The process of simplifying expressions in algebra is akin to tidying up an equation to make it more understandable or easier to work with. It's all about breaking down complicated expressions into simpler, clearer forms. Here's how you can simplify an expression, step by step.

• Start by evaluating any operations, like resolving a double negative or combining terms.
• In the expression \(-\frac{12}{x} - (-\frac{7}{x})\), first recognize the double negative, which simplifies to a positive.
• This step yields \(-\frac{12}{x} + \frac{7}{x}\), making it easier to see that you can now combine terms.
• Combine the fractions by subtracting \(\frac{7}{x}\) from \(-\frac{12}{x}\), resulting in \(-\frac{5}{x}\). This expression is now in its simplest form.

By following these steps, we can transform even complex expressions into something more manageable, making it an essential skill for solving algebraic problems efficiently.

Translating phrases into algebraic expressions is a key skill in mathematics. It involves interpreting everyday language and expressing it using mathematical symbols and equations. Here's a strategy for translating phrases to expressions, especially when dealing with words that indicate mathematical operations.

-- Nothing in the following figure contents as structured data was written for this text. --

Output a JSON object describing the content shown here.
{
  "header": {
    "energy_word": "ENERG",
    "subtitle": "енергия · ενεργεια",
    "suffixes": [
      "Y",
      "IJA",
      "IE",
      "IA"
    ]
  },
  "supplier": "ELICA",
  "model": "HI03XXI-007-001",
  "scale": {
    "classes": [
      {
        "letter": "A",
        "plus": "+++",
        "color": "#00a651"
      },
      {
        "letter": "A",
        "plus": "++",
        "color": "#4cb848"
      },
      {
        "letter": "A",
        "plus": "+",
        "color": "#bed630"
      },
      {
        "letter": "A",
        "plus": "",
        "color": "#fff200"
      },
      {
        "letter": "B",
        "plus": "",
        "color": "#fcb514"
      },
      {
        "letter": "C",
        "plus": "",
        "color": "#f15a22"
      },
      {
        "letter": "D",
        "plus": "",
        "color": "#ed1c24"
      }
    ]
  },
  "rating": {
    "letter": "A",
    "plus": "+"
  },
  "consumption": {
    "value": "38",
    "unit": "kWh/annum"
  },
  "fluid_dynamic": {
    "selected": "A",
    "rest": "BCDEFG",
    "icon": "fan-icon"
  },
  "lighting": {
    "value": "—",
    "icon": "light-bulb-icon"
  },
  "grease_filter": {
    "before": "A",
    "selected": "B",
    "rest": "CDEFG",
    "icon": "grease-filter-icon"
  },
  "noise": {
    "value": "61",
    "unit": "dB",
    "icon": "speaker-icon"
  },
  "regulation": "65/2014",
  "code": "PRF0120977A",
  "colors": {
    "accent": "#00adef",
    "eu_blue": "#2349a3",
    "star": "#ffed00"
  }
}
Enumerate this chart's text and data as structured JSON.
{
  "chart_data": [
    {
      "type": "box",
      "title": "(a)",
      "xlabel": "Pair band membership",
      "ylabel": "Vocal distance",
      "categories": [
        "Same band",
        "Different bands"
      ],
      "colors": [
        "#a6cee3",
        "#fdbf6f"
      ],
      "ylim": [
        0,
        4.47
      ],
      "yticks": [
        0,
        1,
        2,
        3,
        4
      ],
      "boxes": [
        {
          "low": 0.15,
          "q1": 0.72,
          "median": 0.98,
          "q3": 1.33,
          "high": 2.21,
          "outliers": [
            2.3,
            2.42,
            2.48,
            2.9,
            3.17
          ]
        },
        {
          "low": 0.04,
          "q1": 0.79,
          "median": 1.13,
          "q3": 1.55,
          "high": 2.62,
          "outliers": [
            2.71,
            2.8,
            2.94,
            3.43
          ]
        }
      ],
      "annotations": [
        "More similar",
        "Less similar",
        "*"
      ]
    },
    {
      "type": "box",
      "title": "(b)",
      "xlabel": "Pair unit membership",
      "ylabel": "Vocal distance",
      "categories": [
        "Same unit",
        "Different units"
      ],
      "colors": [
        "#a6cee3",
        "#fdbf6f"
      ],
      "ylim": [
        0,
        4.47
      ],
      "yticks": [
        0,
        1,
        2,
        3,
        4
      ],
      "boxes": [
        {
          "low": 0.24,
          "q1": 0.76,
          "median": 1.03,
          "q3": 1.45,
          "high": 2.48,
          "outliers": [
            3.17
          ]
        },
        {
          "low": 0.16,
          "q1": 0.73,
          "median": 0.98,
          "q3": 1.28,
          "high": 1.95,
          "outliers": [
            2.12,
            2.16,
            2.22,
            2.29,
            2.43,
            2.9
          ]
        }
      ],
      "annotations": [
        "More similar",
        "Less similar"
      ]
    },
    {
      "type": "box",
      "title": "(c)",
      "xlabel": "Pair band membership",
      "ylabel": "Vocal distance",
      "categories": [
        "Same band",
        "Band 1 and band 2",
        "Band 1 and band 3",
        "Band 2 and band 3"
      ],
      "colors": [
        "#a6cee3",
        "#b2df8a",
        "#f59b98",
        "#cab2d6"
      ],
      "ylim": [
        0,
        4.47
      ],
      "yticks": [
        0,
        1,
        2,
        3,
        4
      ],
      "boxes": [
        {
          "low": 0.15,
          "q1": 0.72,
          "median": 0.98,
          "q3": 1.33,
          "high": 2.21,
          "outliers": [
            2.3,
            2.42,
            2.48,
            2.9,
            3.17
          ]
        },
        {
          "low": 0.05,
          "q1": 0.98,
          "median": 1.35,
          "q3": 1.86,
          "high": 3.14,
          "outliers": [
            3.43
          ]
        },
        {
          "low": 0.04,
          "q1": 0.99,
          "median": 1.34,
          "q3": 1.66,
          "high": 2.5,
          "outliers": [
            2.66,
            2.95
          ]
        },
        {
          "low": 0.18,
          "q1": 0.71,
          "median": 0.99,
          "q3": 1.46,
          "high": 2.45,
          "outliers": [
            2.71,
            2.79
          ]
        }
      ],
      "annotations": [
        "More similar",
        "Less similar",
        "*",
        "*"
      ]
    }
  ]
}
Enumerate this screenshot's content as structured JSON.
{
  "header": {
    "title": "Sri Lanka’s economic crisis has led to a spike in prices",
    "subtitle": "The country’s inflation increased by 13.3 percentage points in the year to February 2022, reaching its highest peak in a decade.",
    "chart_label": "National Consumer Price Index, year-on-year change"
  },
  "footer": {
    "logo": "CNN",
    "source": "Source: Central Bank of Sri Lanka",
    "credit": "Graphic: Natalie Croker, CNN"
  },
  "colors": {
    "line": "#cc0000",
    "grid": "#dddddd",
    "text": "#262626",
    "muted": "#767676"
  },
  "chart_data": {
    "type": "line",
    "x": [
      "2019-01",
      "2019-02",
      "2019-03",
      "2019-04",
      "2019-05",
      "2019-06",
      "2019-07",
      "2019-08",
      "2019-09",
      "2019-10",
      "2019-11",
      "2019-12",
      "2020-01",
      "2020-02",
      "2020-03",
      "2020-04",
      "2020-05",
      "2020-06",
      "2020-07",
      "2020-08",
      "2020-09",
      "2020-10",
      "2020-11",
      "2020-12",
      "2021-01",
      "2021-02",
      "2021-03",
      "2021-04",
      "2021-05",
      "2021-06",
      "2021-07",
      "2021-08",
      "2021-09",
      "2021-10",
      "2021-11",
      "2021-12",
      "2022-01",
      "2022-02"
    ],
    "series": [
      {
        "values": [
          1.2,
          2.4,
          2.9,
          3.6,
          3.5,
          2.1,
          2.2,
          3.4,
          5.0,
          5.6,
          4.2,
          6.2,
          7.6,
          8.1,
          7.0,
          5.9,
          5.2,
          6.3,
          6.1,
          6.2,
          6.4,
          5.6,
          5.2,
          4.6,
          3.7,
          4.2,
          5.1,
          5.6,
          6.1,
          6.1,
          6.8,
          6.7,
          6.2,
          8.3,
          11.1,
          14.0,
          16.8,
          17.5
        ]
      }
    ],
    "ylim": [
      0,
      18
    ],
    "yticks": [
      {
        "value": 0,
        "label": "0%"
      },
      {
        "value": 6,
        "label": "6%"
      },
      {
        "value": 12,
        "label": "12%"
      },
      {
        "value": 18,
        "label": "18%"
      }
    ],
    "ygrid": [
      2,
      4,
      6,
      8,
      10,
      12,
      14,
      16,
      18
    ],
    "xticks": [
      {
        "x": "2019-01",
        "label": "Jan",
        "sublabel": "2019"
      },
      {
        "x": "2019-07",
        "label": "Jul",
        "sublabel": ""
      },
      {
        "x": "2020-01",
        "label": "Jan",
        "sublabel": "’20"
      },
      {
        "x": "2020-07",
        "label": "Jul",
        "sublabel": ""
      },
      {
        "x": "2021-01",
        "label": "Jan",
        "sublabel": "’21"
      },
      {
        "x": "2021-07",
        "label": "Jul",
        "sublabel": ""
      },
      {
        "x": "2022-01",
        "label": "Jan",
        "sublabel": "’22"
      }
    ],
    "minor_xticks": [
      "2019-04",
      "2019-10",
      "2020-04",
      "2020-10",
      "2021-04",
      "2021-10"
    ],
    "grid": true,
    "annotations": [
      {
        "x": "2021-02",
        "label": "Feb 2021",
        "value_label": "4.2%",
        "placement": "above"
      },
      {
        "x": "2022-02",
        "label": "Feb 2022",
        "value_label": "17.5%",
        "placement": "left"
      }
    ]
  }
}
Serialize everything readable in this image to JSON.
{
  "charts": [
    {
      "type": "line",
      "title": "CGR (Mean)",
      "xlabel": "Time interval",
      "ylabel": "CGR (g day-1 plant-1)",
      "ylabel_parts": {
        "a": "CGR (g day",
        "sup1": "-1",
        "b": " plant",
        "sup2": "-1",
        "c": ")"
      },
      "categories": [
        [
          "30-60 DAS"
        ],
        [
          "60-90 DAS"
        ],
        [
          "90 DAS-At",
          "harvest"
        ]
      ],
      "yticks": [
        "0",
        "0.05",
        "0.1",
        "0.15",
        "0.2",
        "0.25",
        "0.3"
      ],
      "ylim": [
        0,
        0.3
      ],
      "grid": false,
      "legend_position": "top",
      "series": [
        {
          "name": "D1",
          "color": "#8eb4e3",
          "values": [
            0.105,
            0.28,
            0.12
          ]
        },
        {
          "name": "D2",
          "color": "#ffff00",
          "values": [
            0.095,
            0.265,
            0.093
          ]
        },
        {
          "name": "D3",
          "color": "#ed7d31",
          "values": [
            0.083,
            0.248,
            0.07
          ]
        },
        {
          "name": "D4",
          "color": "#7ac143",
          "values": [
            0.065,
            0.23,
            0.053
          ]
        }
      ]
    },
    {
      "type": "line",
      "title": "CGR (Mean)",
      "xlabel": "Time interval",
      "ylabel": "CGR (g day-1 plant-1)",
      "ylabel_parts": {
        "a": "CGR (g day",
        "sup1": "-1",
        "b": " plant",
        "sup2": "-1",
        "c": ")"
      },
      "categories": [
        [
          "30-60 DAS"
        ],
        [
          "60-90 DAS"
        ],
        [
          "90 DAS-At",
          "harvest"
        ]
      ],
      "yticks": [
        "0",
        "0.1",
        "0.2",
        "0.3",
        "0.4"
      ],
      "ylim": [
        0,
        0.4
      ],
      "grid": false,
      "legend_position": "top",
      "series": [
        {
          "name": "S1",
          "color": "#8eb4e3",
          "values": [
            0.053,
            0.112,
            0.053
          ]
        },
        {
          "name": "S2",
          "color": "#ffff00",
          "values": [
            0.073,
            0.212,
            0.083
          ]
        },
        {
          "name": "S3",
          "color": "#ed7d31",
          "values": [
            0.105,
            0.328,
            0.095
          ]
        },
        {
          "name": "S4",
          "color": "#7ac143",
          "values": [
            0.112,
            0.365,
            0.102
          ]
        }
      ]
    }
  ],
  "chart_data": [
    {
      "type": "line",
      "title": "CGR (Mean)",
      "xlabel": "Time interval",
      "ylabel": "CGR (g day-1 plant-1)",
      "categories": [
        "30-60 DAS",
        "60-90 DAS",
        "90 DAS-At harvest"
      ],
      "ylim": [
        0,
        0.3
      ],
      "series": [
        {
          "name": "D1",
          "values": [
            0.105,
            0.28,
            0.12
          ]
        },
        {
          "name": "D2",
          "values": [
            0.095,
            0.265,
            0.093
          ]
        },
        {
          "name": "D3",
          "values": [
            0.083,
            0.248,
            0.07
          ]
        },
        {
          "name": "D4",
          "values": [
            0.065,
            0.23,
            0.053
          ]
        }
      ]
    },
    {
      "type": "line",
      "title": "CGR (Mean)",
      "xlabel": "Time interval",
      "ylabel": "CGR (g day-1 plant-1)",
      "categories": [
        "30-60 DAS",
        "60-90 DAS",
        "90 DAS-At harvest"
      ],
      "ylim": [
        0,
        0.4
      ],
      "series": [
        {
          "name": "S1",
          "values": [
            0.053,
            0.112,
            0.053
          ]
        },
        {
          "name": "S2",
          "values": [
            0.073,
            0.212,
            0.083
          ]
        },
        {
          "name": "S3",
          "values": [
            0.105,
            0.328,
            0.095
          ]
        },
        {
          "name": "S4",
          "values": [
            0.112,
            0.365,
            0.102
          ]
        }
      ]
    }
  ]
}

• Identify keywords: Look for words like "divided by," "multiplied by," "sum," "difference," and notably, "quotient," which is vital for division.
• Align each part of the phrase with mathematical operations. "The quotient of -7 and a number" becomes \(-\frac{7}{x}\).
• Note any terms like "subtracted from," which indicate subtraction, as in "subtracted from the quotient of -12 and the number" leading to \(-\frac{12}{x} - \left(-\frac{7}{x}\right)\).
• Always check the sentence structure to assure the order of operations and relationships between numbers are accurately reflected in the expression.

By mastering this skill, students can accurately turn word problems into algebraic expressions, paving the way for successful simplification and problem-solving. It's not just about substituting numbers and operations, but understanding the math described by words.